Un bicchiere per due / Cinque Terre Sciacchetrà 2010, Cantine Litàn

Pubblicato in: TERZA PAGINA di Fabrizio Scarpato

di Fabrizio Scarpato

La cena per farli conoscere. Tra i pochissimi fastidi del vivere da single, gli inviti degli amici appositamente ideati per farti prender moglie sono lo scassamento più devastante che possa capitare. Perché innaturali, come un teatrino delle marionette fatto di gesti automatici e sorrisi larghi e gutturali.Vado a fare il cicisbeo con la morte nel cuore e la sottile, vigliacca cattiveria della quale fanno le spese donne innocenti, magari sincere, sicuramente più sincere di me, destinate a soccombere in questa lotta crudele di solitudini. Perché finisce sempre che rimando, rinvio a data da destinarsi, ci devo pensare, si vedrà, forse, chissà. E poi, finalmente libero.

La giovinotta quella sera finì col sorprendermi. Solita situazione, per fortuna in un ristorante, dove non è mai possibile tirare tardi: e lei che invece di farsi bella, nel solito desolante panorama di stronzate e ovvietà da mezze stagioni che non ci sono più, se ne sta zitta, in disparte, ma attenta, a suo modo partecipe. Non era una marionetta, sapeva ascoltare e sembrava non aver bisogno di nessuno. Senza infingimenti, quasi liberato, finii con l’azzardare una possibilità di incontro, cascandoci come una pera cotta, tuttavia sapendo di cadere. E lei rispose “vedremo”. Mandarla affanculo fu un tutt’uno, e in qualche modo la cosa mi sollevò da un’ansia sottile, che di primo acchito sembrava non poter consentire di aspettare domani.

Ma domani arrivò, e poi un’infinità di altri domani, di altri rinvii, cambiali in bianco su un futuro divenuto impalpabile, perché senza presente. La incontrai in una pasticceria alla fine dell’inverno: le dissi che era tempo di zeppole, che non poteva non assaggiarle, magari quelle piccole, purché ci fosse l’amarena, beninteso. Lei sorrise, per il fatto dell’amarena. Ordinai due bicchieri di Sciacchetrà: bellissimi, piccoli bicchieri finemente incisi come quelli da rosolio di un secolo fa, in cui il vino risplendeva brillando limpido tra infinite sfaccettature color mogano, con riflessi aranciati quasi ruffiani e infantili, per quanto belli.

Rimanemmo in silenzio, soli, senza dover render conto a nessuno, e liberi di farlo. Tanto c’era il vino che parlava per noi, che urlava al nostro posto, con note maschili di sigaro e tabacco olandese, di cuoio e alghe salmastre, mischiate a profumi femminili di albicocca disidratata, di datteri e noci, fichi e cipria. Eravamo noi due, chi poi fosse dominante, chi avesse il coltello dalla parte del manico, al momento era ancora da stabilire, ma lo Sciacchetrà, quello Sciacchetrà così violento cercava di dirci qualcosa.

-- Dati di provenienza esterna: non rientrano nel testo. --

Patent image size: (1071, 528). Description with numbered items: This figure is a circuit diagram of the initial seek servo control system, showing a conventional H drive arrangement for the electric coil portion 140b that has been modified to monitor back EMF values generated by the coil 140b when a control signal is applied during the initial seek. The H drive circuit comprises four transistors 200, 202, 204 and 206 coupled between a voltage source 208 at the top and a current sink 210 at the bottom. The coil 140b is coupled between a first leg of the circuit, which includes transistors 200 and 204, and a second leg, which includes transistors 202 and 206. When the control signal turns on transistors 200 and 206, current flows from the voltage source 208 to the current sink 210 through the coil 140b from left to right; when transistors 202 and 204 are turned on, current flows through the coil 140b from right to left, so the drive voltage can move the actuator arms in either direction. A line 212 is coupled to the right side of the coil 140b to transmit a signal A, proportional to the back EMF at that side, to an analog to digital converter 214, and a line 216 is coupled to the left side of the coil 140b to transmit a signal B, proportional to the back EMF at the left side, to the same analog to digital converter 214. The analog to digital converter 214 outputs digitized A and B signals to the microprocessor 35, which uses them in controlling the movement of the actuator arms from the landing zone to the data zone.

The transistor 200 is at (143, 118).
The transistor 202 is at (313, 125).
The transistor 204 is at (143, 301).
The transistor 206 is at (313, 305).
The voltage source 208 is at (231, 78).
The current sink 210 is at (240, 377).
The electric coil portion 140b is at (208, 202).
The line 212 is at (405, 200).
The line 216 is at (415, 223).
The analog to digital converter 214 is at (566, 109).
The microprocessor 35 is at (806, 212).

La dolcezza truffaldina della zeppola non spostò di un millimetro il fendente di un sorso tagliente, salato e balsamico come di una ventata sotto costa, tra la macchia e il mare. Il tannino che ripulisce la bocca, la freschezza che ti fa bere ancora e una salivazione lunghissima attraversata da qualcosa di acidulo e pungente, un fico d’india, o uno stecco di liquirizia. E lei che beve, quasi con ingordigia, inconsapevolmente attratta dalla leggerezza alcolica e da un’ampiezza lieve e circoscritta, più rinfrancante che masticabile. Poi a un tratto dopo un ultimo sorso si passò lentamente la punta della lingua sulle labbra.

Pensai che quel vino era frutto di una lunga attesa, in cui ogni domani avrebbe portato qualcosa di nuovo da fare, da scoprire, da accudire, da lavorare. Eppure, forse proprio per questo, adesso poteva permettersi di essere così sincero, irruento, immediato. Così sfrontato. Passato e futuro che si incontravano nel presente, il mio. Posai il bicchiere e la baciai.